In the early 1950s, John revitalized the moribund Japan Society, and in 1956 he organized the Asia Society. Both organizations were devoted to fostering cultural and educational exchanges between the East and the West. He also founded the Council on Economic and Cultural Affairs (later renamed the Agricultural Development Council) to provide assistance to Asian farmers. John came to be an American advisor from whom many prominent Asians sought counsel, and he was an advocate of moderation and cooperation in foreign affairs.
With the founding of the Population Council in 1952, John hoped to bring the problem of overpopulation to global attention. His travels throughout Asia convinced him that population growth had to be checked if underdeveloped countries were to achieve political stability. In 1970, President Richard Nixon appointed him as chair of the Commission on Population Growth and the American Future.
Closer to home, John took leadership of a committee of civic leaders developing Lincoln Center in Manhattan. He became the key figure in fundraising efforts as well as in forging a consensus among the diverse group of civic officials, social leaders, and artists essential to the Center’s success. John was the Center’s first president, starting in 1956, and became its chair in 1961, serving until he was elected honorary chairman in 1970.
During the 1960s, John and Blanchette became major collectors of Asian and American art. Sherman Lee, director of the Cleveland Museum of Art and an expert on Asian art, served as their consultant, as did Edgar P. Richardson, an expert in American art. John viewed himself as the temporary custodian of his art collection, which ultimately would serve the public. He bequeathed major collections of Asian and American art to the Asia Society in New York and the Fine Arts Museum of San Francisco, respectively.
In the late 1960s, John undertook a substantial campaign to influence public policy on philanthropy, particularly private philanthropy, which he viewed as a unique social force that was indispensable to the continued success of the United States. John became the leading spokesperson on private philanthropy, lobbying Congress for regulatory and tax laws under which private giving could flourish. In his role as self-appointed caretaker of philanthropy, he was responsible for the creation of the Commission on Foundations and Private Philanthropy (known as the Peterson Commission) and the Commission on Private Philanthropy and Public Needs (known as the Filer Commission).
John saw great potential in the civil rights and youth movements of the 1960s. In his book The Second American Revolution (1973), for which he drew on his experiences of the 1960s, John described his vision of the United States as a pluralistic democracy that emphasized cooperation between public and private institutions.
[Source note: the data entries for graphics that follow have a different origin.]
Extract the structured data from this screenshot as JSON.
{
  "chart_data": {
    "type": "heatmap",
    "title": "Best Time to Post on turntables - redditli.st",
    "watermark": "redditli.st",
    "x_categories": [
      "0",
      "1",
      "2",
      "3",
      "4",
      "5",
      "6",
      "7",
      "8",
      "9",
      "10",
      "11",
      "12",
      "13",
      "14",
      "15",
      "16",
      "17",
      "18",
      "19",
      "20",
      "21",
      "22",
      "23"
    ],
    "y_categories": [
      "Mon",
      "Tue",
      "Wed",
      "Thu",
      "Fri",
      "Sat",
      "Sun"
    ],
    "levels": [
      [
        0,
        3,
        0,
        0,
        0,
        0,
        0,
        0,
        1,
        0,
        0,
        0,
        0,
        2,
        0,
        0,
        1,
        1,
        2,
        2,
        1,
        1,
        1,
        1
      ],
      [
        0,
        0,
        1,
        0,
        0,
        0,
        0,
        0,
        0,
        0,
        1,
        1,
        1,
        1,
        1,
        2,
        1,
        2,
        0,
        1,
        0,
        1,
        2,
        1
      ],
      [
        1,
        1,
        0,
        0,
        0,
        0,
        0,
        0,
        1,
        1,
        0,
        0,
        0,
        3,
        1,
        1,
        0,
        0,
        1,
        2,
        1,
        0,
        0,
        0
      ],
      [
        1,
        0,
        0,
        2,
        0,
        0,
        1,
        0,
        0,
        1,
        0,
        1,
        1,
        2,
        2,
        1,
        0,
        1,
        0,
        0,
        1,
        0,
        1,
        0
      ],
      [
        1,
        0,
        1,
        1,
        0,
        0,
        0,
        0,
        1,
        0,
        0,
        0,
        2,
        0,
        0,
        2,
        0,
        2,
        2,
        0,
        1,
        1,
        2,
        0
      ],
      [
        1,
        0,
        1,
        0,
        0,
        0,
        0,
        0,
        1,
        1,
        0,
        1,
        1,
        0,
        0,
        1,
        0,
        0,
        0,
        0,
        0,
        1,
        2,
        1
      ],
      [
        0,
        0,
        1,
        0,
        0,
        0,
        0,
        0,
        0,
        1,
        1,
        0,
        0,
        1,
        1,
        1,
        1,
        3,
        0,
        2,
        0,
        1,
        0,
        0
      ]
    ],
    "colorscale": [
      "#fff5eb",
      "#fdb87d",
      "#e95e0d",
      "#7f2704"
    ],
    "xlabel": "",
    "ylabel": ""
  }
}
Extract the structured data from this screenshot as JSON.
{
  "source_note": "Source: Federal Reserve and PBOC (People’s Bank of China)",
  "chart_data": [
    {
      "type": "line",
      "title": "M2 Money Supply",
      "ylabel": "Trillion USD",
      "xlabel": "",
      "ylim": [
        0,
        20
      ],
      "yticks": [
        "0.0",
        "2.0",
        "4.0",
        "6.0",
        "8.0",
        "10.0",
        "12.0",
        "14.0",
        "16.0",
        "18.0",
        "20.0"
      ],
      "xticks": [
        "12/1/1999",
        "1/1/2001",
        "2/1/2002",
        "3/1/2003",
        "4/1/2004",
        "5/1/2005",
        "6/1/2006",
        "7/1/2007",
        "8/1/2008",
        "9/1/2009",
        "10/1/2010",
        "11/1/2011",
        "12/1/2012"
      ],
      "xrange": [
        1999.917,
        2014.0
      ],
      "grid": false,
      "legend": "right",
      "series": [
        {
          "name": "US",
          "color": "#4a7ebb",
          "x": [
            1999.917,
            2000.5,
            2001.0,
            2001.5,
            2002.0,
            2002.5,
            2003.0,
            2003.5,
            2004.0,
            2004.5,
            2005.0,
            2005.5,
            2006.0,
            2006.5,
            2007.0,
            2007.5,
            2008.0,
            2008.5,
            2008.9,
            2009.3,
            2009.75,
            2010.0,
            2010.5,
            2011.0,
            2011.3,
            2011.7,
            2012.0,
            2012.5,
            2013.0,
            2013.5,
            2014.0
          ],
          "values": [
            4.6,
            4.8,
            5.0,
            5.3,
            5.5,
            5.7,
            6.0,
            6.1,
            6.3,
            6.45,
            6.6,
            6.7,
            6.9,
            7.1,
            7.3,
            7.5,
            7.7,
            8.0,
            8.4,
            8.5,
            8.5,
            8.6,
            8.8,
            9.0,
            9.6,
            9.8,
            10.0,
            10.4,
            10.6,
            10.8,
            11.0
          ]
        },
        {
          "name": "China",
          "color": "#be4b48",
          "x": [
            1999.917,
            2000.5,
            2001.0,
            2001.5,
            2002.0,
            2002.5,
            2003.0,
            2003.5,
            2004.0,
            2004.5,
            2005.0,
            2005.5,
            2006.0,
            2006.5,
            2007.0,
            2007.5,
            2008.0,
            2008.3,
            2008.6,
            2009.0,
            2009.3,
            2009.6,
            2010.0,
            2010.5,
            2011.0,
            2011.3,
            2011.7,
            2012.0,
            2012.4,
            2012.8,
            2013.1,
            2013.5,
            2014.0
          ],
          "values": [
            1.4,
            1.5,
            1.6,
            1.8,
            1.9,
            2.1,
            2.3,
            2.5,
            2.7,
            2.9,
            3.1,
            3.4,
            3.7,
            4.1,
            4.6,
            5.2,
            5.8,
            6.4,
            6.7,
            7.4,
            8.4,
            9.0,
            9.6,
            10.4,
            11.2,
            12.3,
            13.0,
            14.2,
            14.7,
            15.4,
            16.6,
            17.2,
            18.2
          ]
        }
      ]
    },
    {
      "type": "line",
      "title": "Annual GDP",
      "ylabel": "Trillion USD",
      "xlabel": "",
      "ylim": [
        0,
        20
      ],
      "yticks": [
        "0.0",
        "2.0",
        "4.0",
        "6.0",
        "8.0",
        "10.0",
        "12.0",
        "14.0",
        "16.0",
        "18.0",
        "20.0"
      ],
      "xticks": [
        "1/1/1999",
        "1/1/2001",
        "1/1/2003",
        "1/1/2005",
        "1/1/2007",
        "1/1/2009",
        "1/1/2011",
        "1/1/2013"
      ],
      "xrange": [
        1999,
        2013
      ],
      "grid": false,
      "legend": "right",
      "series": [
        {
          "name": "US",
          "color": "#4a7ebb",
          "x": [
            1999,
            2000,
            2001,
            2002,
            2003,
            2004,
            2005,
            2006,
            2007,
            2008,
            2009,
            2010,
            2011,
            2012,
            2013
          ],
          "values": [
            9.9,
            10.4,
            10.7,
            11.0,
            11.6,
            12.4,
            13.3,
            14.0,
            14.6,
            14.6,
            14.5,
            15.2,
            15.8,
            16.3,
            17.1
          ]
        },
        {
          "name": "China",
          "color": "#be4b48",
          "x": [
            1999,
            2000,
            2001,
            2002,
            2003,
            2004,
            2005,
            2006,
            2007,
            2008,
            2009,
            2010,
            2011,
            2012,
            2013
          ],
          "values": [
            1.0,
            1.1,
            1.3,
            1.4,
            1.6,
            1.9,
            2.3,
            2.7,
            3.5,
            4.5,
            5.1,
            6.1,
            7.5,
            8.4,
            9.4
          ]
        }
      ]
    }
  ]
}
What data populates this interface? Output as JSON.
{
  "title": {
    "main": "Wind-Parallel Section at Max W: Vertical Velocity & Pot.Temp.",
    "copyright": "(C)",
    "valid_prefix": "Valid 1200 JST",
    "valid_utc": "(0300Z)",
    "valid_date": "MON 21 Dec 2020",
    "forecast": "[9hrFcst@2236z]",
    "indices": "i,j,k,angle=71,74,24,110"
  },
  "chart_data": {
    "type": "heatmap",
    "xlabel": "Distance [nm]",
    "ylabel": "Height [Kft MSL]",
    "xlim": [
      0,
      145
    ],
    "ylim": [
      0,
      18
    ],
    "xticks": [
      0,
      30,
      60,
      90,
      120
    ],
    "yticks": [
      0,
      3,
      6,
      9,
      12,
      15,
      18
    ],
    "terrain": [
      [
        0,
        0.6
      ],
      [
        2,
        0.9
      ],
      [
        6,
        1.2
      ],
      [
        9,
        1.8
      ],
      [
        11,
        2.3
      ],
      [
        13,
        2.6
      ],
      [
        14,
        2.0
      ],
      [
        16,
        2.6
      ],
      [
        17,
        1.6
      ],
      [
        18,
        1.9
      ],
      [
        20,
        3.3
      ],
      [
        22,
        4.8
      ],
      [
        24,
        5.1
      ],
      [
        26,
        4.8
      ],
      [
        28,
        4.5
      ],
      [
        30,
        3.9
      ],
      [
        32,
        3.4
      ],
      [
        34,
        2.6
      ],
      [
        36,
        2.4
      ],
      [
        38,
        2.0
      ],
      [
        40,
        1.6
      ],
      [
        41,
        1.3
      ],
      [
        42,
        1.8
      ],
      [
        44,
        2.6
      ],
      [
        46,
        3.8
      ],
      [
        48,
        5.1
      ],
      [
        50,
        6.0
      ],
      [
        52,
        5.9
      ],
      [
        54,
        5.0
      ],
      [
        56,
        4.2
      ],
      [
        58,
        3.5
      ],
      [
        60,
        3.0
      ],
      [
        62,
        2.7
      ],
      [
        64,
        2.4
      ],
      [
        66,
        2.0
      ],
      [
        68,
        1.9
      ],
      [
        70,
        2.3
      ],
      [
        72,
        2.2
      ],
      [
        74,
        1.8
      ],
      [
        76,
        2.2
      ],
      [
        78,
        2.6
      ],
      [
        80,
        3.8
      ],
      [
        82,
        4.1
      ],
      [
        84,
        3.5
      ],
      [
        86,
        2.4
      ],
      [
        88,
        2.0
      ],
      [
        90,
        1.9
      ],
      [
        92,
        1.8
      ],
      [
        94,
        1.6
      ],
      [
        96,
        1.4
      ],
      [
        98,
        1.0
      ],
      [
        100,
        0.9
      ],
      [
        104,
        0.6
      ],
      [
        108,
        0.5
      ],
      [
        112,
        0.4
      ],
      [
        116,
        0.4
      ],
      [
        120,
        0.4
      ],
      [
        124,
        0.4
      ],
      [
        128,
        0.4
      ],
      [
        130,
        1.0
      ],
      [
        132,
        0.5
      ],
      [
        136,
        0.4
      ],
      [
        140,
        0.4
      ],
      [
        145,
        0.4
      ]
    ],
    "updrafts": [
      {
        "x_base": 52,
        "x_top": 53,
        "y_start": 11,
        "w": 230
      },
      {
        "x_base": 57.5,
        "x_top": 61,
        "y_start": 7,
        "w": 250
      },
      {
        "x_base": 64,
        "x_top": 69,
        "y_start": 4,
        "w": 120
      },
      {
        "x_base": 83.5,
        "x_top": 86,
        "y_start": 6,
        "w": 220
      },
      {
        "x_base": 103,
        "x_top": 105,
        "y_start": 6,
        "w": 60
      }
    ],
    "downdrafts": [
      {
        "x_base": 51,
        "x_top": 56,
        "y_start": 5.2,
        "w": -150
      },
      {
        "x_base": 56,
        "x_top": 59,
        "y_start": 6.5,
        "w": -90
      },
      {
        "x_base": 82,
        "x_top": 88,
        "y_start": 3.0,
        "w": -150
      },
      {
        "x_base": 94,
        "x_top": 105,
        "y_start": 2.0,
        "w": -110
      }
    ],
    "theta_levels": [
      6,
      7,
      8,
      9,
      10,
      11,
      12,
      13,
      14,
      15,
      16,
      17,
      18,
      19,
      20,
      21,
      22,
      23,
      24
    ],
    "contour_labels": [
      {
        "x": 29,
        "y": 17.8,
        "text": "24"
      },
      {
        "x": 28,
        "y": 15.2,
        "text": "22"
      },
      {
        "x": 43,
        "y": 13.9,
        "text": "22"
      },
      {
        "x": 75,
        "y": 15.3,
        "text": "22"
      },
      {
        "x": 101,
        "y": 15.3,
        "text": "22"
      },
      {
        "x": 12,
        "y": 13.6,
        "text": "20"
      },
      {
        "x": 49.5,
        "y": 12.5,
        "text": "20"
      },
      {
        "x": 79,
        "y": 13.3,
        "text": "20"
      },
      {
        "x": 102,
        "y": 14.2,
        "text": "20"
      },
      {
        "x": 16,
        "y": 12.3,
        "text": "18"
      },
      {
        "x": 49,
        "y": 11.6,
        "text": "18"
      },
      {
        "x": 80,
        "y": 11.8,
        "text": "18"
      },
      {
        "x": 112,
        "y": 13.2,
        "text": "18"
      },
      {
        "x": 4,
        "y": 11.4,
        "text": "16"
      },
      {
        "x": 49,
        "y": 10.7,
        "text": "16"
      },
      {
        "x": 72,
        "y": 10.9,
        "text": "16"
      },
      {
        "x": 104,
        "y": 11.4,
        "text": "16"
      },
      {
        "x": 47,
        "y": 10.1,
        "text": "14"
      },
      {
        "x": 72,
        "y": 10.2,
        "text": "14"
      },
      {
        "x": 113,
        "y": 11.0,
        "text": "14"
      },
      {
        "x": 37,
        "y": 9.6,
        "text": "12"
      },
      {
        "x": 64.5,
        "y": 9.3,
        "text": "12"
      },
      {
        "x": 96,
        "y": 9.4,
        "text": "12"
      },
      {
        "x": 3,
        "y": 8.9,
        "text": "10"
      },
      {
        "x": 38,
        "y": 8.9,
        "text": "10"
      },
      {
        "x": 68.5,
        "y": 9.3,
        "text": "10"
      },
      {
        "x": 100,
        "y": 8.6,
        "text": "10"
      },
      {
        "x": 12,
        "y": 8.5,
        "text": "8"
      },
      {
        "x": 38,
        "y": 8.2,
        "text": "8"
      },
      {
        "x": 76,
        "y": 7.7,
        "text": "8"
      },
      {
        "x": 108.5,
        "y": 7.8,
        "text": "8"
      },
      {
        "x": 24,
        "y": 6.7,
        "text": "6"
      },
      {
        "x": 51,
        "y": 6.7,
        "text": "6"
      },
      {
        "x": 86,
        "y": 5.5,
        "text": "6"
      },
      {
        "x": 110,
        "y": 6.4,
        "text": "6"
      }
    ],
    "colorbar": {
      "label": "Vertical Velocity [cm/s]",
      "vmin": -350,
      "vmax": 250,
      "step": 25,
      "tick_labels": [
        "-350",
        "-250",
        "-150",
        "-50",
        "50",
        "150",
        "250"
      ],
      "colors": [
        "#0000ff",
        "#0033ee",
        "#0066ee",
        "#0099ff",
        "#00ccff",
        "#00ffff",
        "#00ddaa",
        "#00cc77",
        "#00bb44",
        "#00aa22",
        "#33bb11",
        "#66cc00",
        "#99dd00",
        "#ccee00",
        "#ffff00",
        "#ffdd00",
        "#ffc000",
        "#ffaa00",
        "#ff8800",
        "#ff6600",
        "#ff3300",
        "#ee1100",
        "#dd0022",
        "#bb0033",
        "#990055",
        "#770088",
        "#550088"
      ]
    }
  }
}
This book set the stage for his active role in planning for the U.S. bicentennial celebration in 1976 through the National Committee for the Bicentennial Era and the JDR 3rd Fund grants for bicentennial projects.
John D. Rockefeller 3rd died in a car crash in Mt. Pleasant, New York, on July 10, 1978. Following a memorial service at the Riverside Church in Manhattan, his cremated remains were buried in the Rockefeller family cemetery.